Bref, définissez votre mandat et vos responsabilités. D'après le sondage de Korn/Ferry sur l'intégration des cadres supérieurs, le nouvel arrivant devrait déterminer les priorités du président et du conseil d'administration et les faire siennes. C'est ce qui le guidera ensuite dans les orientations à prendre.

"Clarifiez aussi votre marge de manoeuvre et les indicateurs de performance qui serviront à vous évaluer", indique Louise Macdonald. Informez-vous du type de suivi souhaité par votre supérieur. S'attend-il à recevoir un compte rendu à chaque étape? Préfère-t-il des rapports écrits? Une rencontre à l'heure du lunch?

Après avoir observé, vous devez agir. Au cours des premières semaines, vous pouvez mettre en oeuvre des changements mineurs. "Pour établir votre crédibilité, vous devez remporter des victoires rapidement, affirme Patrice Borreman. Vous pouvez adopter des mesures simples qui donnent des résultats tangibles en faisant, par exemple, des ajustements dans les méthodes de travail." Toutefois, pour les aspects plus stratégiques, la fin du premier trimestre constitue une échéance raisonnable. Ainsi, Yves Gosselin a présenté son plan d'action au conseil d'administration environ trois mois et demi après son entrée en fonction.

Envie d'aller plus loin? Lisez l'un des meilleurs livres sur le sujet : The First 90 Days, par Michael Watkins, Harvard Business School Press, 2003, 253 p.

Les faux pas à éviter

- Faire des changements trop rapides. À moins que votre mandat ne consiste à redresser une entreprise, modérez vos ardeurs. Faites-vous une image claire de la situation avant d'agir. Sinon, vous risquez de prendre des décisions ne concordant pas avec les valeurs de l'entreprise. Comme le dit si bien Yves Gosselin, pdg d'Emco Matériaux de construction, "la plupart du temps, on attend une évolution, pas une révolution".

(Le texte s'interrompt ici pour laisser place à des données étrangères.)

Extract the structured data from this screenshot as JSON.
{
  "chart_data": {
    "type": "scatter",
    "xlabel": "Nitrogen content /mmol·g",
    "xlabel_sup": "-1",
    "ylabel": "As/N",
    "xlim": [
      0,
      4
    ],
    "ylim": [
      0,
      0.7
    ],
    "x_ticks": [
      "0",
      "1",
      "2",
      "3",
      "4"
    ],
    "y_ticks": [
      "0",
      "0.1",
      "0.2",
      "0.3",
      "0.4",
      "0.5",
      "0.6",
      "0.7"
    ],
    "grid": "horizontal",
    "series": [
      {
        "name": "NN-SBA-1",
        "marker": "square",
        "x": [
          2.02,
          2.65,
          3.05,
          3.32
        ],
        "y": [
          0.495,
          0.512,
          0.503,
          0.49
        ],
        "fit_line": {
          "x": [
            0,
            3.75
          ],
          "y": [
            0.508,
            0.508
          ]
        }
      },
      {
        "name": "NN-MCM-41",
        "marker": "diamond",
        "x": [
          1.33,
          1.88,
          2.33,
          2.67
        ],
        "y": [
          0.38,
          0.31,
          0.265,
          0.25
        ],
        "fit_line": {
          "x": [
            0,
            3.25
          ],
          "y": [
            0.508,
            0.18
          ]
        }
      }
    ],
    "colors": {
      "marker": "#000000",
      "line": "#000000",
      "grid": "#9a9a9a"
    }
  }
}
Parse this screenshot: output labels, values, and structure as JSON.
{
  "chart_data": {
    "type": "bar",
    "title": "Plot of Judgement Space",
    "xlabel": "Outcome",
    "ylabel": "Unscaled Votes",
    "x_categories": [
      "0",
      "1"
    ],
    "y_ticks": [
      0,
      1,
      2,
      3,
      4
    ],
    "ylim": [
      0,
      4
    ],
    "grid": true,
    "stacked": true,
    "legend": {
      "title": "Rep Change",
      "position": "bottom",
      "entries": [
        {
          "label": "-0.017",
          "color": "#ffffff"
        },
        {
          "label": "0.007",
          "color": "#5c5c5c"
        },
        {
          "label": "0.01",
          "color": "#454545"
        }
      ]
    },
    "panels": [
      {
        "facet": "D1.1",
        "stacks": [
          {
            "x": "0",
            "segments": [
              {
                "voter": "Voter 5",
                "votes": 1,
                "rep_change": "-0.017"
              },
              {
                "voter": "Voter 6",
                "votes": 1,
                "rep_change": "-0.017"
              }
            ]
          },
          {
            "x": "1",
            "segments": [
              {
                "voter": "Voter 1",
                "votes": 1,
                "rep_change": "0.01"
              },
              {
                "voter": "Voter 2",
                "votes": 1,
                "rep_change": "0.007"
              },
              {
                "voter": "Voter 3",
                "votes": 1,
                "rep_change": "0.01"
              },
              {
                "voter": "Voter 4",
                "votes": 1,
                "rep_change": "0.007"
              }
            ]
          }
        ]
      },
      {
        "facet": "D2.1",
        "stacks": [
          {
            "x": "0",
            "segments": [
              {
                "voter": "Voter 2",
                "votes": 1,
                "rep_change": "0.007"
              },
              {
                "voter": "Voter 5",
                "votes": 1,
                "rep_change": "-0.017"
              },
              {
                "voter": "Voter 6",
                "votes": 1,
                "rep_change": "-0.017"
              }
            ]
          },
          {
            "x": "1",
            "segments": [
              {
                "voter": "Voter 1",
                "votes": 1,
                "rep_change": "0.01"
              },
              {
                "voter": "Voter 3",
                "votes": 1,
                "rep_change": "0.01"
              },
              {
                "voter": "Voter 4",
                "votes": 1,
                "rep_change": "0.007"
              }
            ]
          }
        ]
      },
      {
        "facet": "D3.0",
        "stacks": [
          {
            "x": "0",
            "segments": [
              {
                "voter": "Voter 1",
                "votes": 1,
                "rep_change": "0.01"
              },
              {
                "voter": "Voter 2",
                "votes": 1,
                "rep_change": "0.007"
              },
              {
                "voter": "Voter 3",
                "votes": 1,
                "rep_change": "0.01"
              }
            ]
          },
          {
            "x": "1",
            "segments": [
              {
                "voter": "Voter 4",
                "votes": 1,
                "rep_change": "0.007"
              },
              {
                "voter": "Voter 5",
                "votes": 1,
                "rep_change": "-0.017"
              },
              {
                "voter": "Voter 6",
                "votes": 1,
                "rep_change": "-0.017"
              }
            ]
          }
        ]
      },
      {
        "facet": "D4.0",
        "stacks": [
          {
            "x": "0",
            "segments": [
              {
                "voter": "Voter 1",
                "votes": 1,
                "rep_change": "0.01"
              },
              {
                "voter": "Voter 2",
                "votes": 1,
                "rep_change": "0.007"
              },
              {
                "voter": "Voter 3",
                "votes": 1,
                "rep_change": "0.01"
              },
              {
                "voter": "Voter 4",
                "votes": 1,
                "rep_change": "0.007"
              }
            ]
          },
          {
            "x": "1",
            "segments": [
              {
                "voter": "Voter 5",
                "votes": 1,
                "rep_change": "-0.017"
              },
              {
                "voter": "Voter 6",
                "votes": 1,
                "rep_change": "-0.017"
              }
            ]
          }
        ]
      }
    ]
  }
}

- Déprécier les façons de faire. Évitez d'émettre des critiques du style "tout ce qui se faisait avant mon arrivée n'était pas bon". Vous vous feriez détester.

- Écouter les ragots. Ne procédez pas à des changements ou à des rétrogradations sur la foi de racontars. Donnez-vous le temps de juger par vous-même. "Et si ce qu'on vous a dit sur un collaborateur est vrai, vous lui aurez au moins donné l'occasion de prouver son incompétence!" lance Louise Macdonald, associée chez Knightsbridge Talents stratégiques.

- S'isoler. "Il y a tant d'informations à assimiler que certains gestionnaires négligent les relations interpersonnelles, alors que c'est justement la clé de la réussite", constate Patrice Borreman, conseiller chez Belle Isle, Djandji Recherche de cadres. Ne tardez pas à dîner avec vos collaborateurs et les personnes clés de l'entreprise. Allez sur le terrain. Visitez les usines, piquez une jasette avec les employés, rencontrez les principaux clients et fournisseurs. C'est votre meilleur investissement.

Cet article a été publié dans la revue Affaires Plus en janvier 2007.